None of it lasted long at all.
- 1 1/2 cups whole wheat flour
- 1 teaspoon salt
- 1 tablespoon extra virgin olive oil
- Either -- 1 teaspoon yeast, proofed in 1/2 cup lukewarm water with 1 teaspoon sugar
- Or -- 3/4 teaspoon active dry yeast and 1/2 cup lukewarm water
- 1 red onion or 2 shallots
- 2-3 medium sized tomatoes
- 1 ear of corn, with the kernels sliced off, or the equivalent
- 1/2 cup or less of crumbled goat cheese
- You could also use: some zucchini slices, chopped leeks, and a few sliced mushrooms in place of some of the above ingredients. Feel free to be creative with what you have on hand. Just don't overload your flatbread, or it'll get hard to lift and soggy.
- If you're using regular yeast, proof it first: dissolve a teaspoon of sugar into a 1/2 cup water, add your yeast and allow to sit until it's nice and foamy.
- If you're using active dry yeast, then no proofing is needed.
- Stir together all dry ingredients (including active dry yeast, if that's what you're using) in a large bowl.
- Add water, olive oil, and proofed yeast (if you're using that instead of active dry) and mix into a ball, adding a touch more flour or water if you need to, to bring it together.
- Knead this for a couple of minutes, brush a film of oil over it, and leave it to rise undisturbed -- covered, in a warm spot.
- When the dough has about doubled (I never measure too precisely), punch it gently, reform it into a ball, and let it sit again for about 20 minutes.
- Slice tomatoes and onions thinly
- Cook the corn in boiling water, and drain.
- Crumble your goat cheese.
- Clean your basil and keep a few leaves ready.
- Pre-heat your oven to 450F/220C
- Very lightly grease a baking sheet or a cast iron griddle, and sprinkle with cornmeal.
- Roll out your dough until it's a size that comfortably sits on your sheet or griddle--and slap it on there.

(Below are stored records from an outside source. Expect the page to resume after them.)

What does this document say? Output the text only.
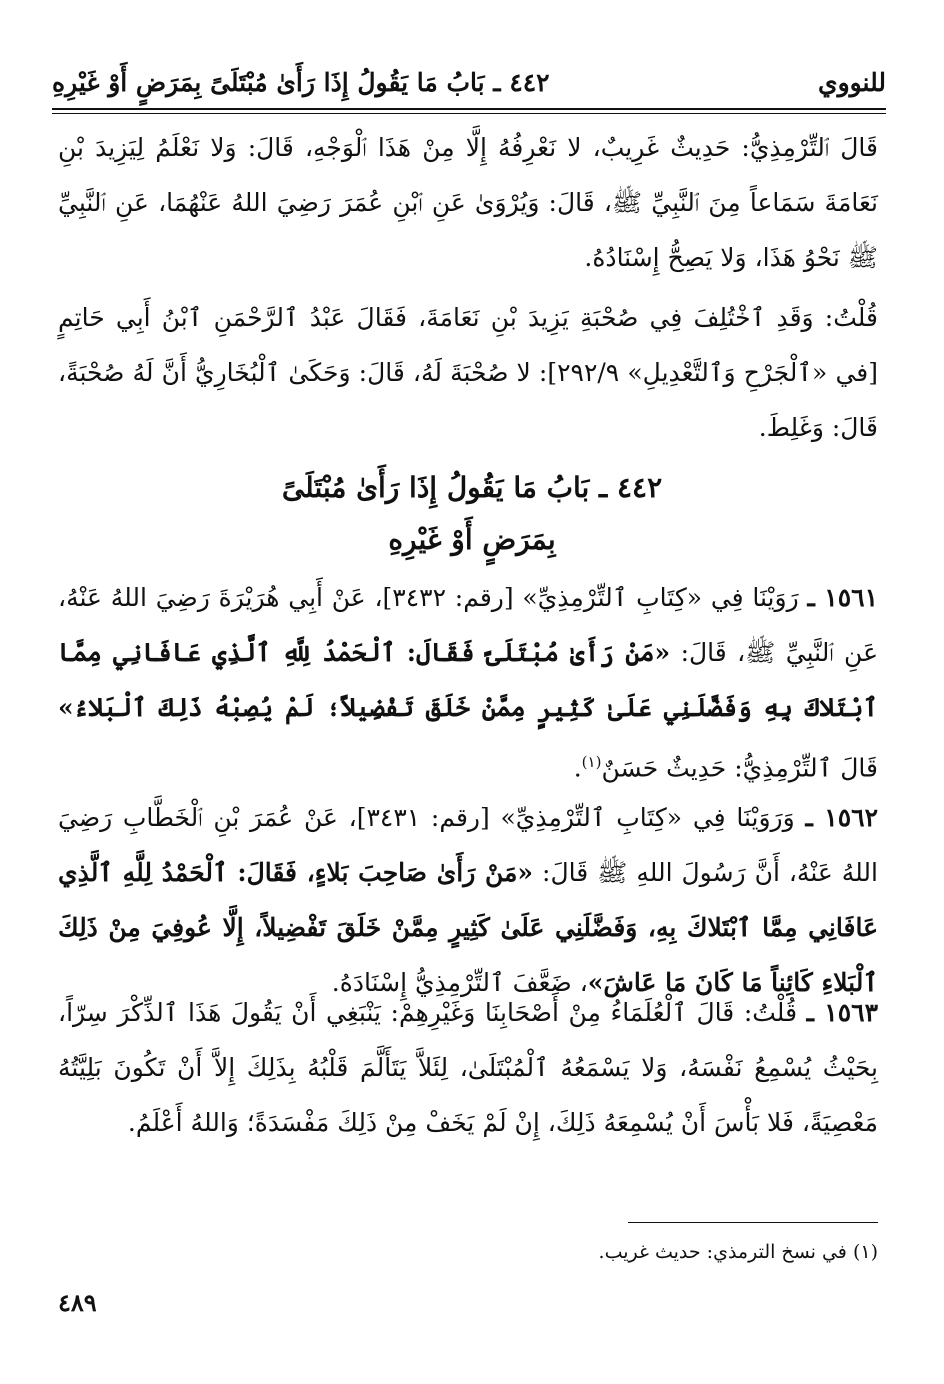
للنووي
٤٤٢ ـ بَابُ مَا يَقُولُ إِذَا رَأَىٰ مُبْتَلَىً بِمَرَضٍ أَوْ غَيْرِهِ
قَالَ ٱلتِّرْمِذِيُّ: حَدِيثٌ غَرِيبٌ، لا نَعْرِفُهُ إِلَّا مِنْ هَذَا ٱلْوَجْهِ، قَالَ: وَلا نَعْلَمُ لِيَزِيدَ بْنِ نَعَامَةَ سَمَاعاً مِنَ ٱلنَّبِيِّ ﷺ، قَالَ: وَيُرْوَىٰ عَنِ ٱبْنِ عُمَرَ رَضِيَ اللهُ عَنْهُمَا، عَنِ ٱلنَّبِيِّ ﷺ نَحْوُ هَذَا، وَلا يَصِحُّ إِسْنَادُهُ.
قُلْتُ: وَقَدِ ٱخْتُلِفَ فِي صُحْبَةِ يَزِيدَ بْنِ نَعَامَةَ، فَقَالَ عَبْدُ ٱلرَّحْمَنِ ٱبْنُ أَبِي حَاتِمٍ [في «ٱلْجَرْحِ وَٱلتَّعْدِيلِ» ٢٩٢/٩]: لا صُحْبَةَ لَهُ، قَالَ: وَحَكَىٰ ٱلْبُخَارِيُّ أَنَّ لَهُ صُحْبَةً، قَالَ: وَغَلِطَ.
٤٤٢ ـ بَابُ مَا يَقُولُ إِذَا رَأَىٰ مُبْتَلَىً
بِمَرَضٍ أَوْ غَيْرِهِ
١٥٦١ ـ رَوَيْنَا فِي «كِتَابِ ٱلتِّرْمِذِيِّ» [رقم: ٣٤٣٢]، عَنْ أَبِي هُرَيْرَةَ رَضِيَ اللهُ عَنْهُ، عَنِ ٱلنَّبِيِّ ﷺ، قَالَ: «مَنْ رَأَىٰ مُبْتَلَىً فَقَالَ: ٱلْحَمْدُ لِلَّهِ ٱلَّذِي عَافَانِي مِمَّا ٱبْتَلاكَ بِهِ وَفَضَّلَنِي عَلَىٰ كَثِيرٍ مِمَّنْ خَلَقَ تَفْضِيلاً؛ لَمْ يُصِبْهُ ذَلِكَ ٱلْبَلاءُ» قَالَ ٱلتِّرْمِذِيُّ: حَدِيثٌ حَسَنٌ$^{(١)}$.
١٥٦٢ ـ وَرَوَيْنَا فِي «كِتَابِ ٱلتِّرْمِذِيِّ» [رقم: ٣٤٣١]، عَنْ عُمَرَ بْنِ ٱلْخَطَّابِ رَضِيَ اللهُ عَنْهُ، أَنَّ رَسُولَ اللهِ ﷺ قَالَ: «مَنْ رَأَىٰ صَاحِبَ بَلاءٍ، فَقَالَ: ٱلْحَمْدُ لِلَّهِ ٱلَّذِي عَافَانِي مِمَّا ٱبْتَلاكَ بِهِ، وَفَضَّلَنِي عَلَىٰ كَثِيرٍ مِمَّنْ خَلَقَ تَفْضِيلاً، إِلَّا عُوفِيَ مِنْ ذَلِكَ ٱلْبَلاءِ كَائِناً مَا كَانَ مَا عَاشَ»، ضَعَّفَ ٱلتِّرْمِذِيُّ إِسْنَادَهُ.
١٥٦٣ ـ قُلْتُ: قَالَ ٱلْعُلَمَاءُ مِنْ أَصْحَابِنَا وَغَيْرِهِمْ: يَنْبَغِي أَنْ يَقُولَ هَذَا ٱلذِّكْرَ سِرّاً، بِحَيْثُ يُسْمِعُ نَفْسَهُ، وَلا يَسْمَعُهُ ٱلْمُبْتَلَىٰ، لِئَلاَّ يَتَأَلَّمَ قَلْبُهُ بِذَلِكَ إِلاَّ أَنْ تَكُونَ بَلِيَّتُهُ مَعْصِيَةً، فَلا بَأْسَ أَنْ يُسْمِعَهُ ذَلِكَ، إِنْ لَمْ يَخَفْ مِنْ ذَلِكَ مَفْسَدَةً؛ وَاللهُ أَعْلَمُ.
(١) في نسخ الترمذي: حديث غريب.
٤٨٩
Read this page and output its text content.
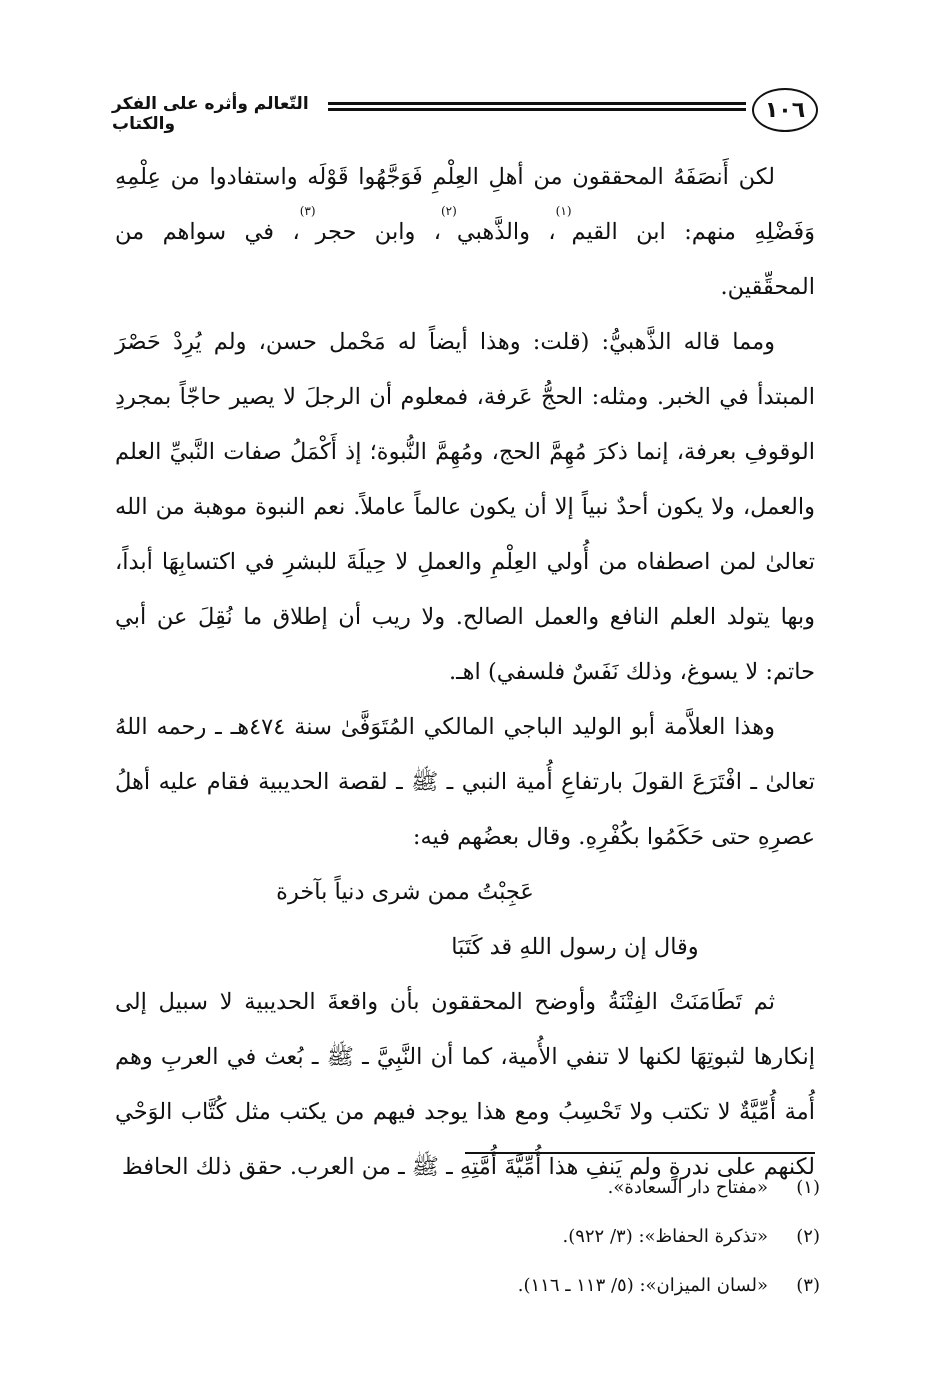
١٠٦
التّعالم وأثره على الفكر والكتاب

لكن أَنصَفَهُ المحققون من أهلِ العِلْمِ فَوَجَّهُوا قَوْلَه واستفادوا من عِلْمِهِ وَفَضْلِهِ منهم: ابن القيم$^{(١)}$، والذَّهبي$^{(٢)}$، وابن حجر$^{(٣)}$، في سواهم من المحقِّقين.

ومما قاله الذَّهبيُّ: (قلت: وهذا أيضاً له مَحْمل حسن، ولم يُرِدْ حَصْرَ المبتدأ في الخبر. ومثله: الحجُّ عَرفة، فمعلوم أن الرجلَ لا يصير حاجّاً بمجردِ الوقوفِ بعرفة، إنما ذكرَ مُهِمَّ الحج، ومُهِمَّ النُّبوة؛ إذ أَكْمَلُ صفات النَّبيِّ العلم والعمل، ولا يكون أحدٌ نبياً إلا أن يكون عالماً عاملاً. نعم النبوة موهبة من الله تعالىٰ لمن اصطفاه من أُولي العِلْمِ والعملِ لا حِيلَةَ للبشرِ في اكتسابِهَا أبداً، وبها يتولد العلم النافع والعمل الصالح. ولا ريب أن إطلاق ما نُقِلَ عن أبي حاتم: لا يسوغ، وذلك نَفَسٌ فلسفي) اهـ.

وهذا العلاَّمة أبو الوليد الباجي المالكي المُتَوَفَّىٰ سنة ٤٧٤هـ ـ رحمه اللهُ تعالىٰ ـ افْتَرَعَ القولَ بارتفاعِ أُمية النبي ـ ﷺ ـ لقصة الحديبية فقام عليه أهلُ عصرِهِ حتى حَكَمُوا بكُفْرِهِ. وقال بعضُهم فيه:

عَجِبْتُ ممن شرى دنياً بآخرة

وقال إن رسول اللهِ قد كَتَبَا

ثم تَطَامَنَتْ الفِتْنَةُ وأوضح المحققون بأن واقعةَ الحديبية لا سبيل إلى إنكارها لثبوتِهَا لكنها لا تنفي الأُمية، كما أن النَّبِيَّ ـ ﷺ ـ بُعث في العربِ وهم أُمة أُمِّيَّةٌ لا تكتب ولا تَحْسِبُ ومع هذا يوجد فيهم من يكتب مثل كُتَّاب الوَحْي لكنهم على ندرةٍ ولم يَنفِ هذا أُمِّيَّةَ أُمَّتِهِ ـ ﷺ ـ من العرب. حقق ذلك الحافظ

(١)
«مفتاح دار السعادة».
(٢)
«تذكرة الحفاظ»: (٣/ ٩٢٢).
(٣)
«لسان الميزان»: (٥/ ١١٣ ـ ١١٦).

- Bake it blind for barely 10 minutes. Then pull it out of your oven and add all your toppings: sliced tomatoes, sliced onions, cooked corn, goat cheese crumbles, salt and a generous sprinkling of herbes de provence.
- If you're using basil in this step, tuck the leaves under the tomatoes to keep them from burning. Otherwise, save these to throw on top later as a fresh green garnish.
- Bake again for another 10 minutes or until the veggies are lightly roasted and the edges are browning and the whole pan is calling out to be eaten (with those remaining torn basil leaves thrown on top). Now.